I heard of Skrillex when Shomik posted a picture of him and Skrillex. Hadn't heard of him at the time.
Lately I knew he made electronic music and I noticed he got nominated (and won!) a ton of Grammy awards.
Recently I've been starving for something - ANYTHING - new, so I checked out a few songs. Not bad. The sounds have some distortion (I have a soft spot for this), and it's varied enough to be independently listenable (I don't dance).
I came to know that this stuff is called "dubstep", and I then came to learn (Wikipedia) that Skrillex's scene is derisively known as "brostep". It emphasizes the midrange and distorted noise over clean sounds. (Hmm, sounds like metal, making sense why I like it...)

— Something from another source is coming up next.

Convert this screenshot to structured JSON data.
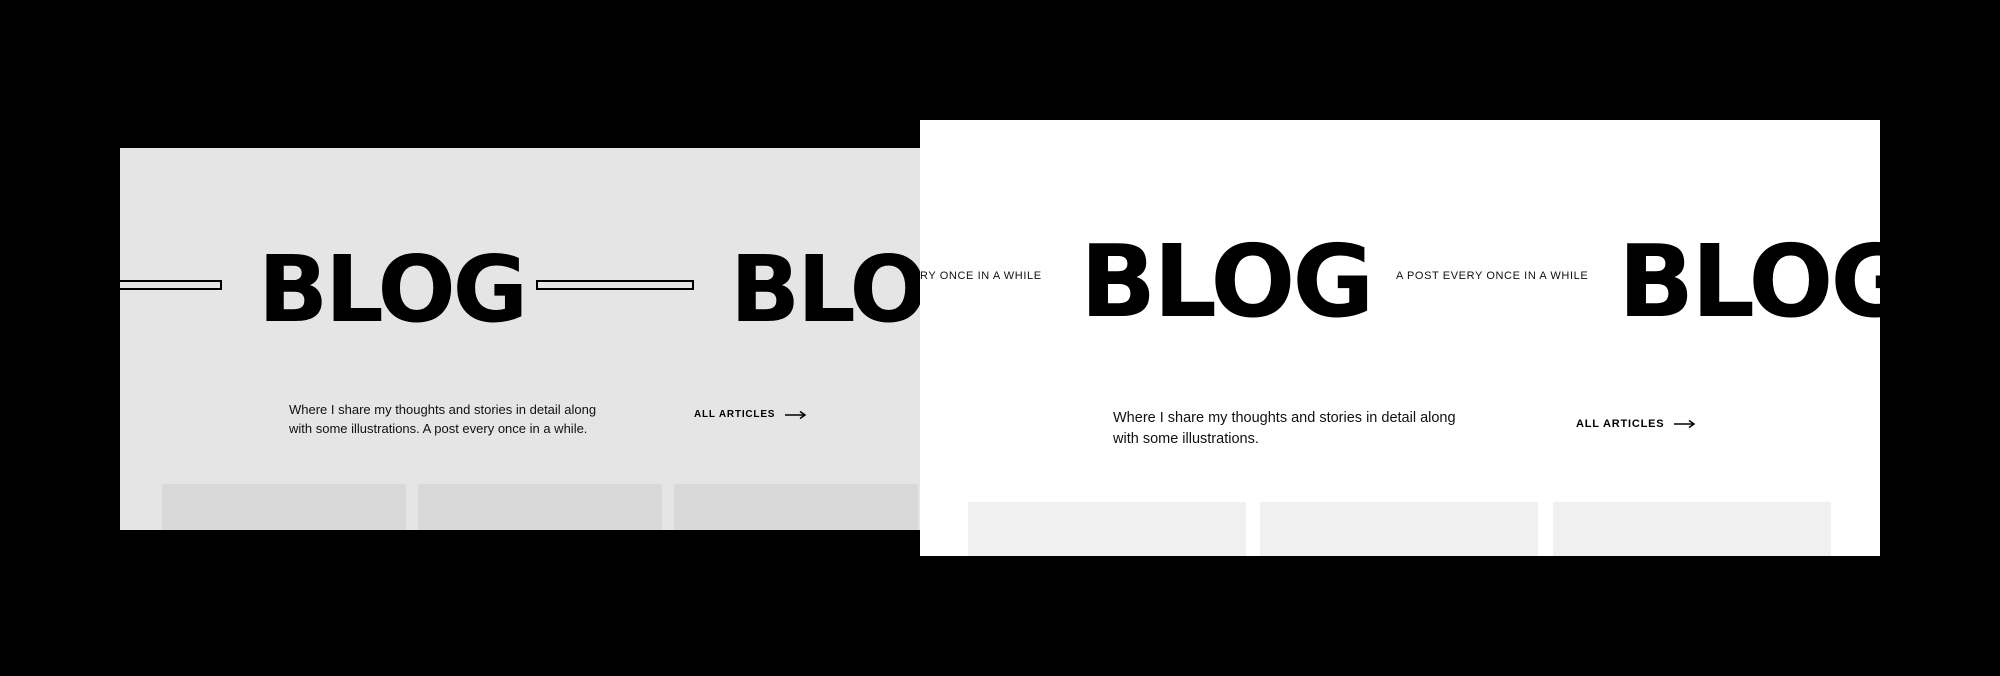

I think this is the closest I've come to paying off on what I think the potential of electronic music is. The sonic space it occupies does it for me, and he has a level of personality expressed that invalidates the tired argument of no real instruments = not real music.
The EP is by no means perfect. The title track is by far the best track but does even suffer from repetitiveness (
http://www.youtube.com/watch?v=WSeNSzJ2-Jw). The dubstep "drop" is as much of a cliche as the hardcore "breakdown" and so maybe it's hitting the spot now, but after I hear it a few more times it will lose any potency. Also, while I like it, I don't think I need any more Skrillex - the 6 tracks seem to cover all the ground he has unless I'm mistaken.
There are two places I think music like this can go to to retain my interest. One is to lose the drops used as drops and get even more out there with a varied structure - in the metal space I think this is what Meshuggah is doing to retain my interest in a very limited sonic scope.
The other is collaboration. You take the individuality present in this music making and attach some vox to it, and you get the fucking badass track "Scatta" off the EP:
http://www.youtube.com/watch?v=Nw-YjVp_ibQ&ob=av2e This genre has potential though. I don't understand the hate for "brostep". I mean, you can hate on music "bros" listen to, but you could hate on metal for the fact that meatheads listen to it or hate on Tool for the tools who listen to it. The hate is pointless. Good is good, bad is bad, who cares who else is tuned in.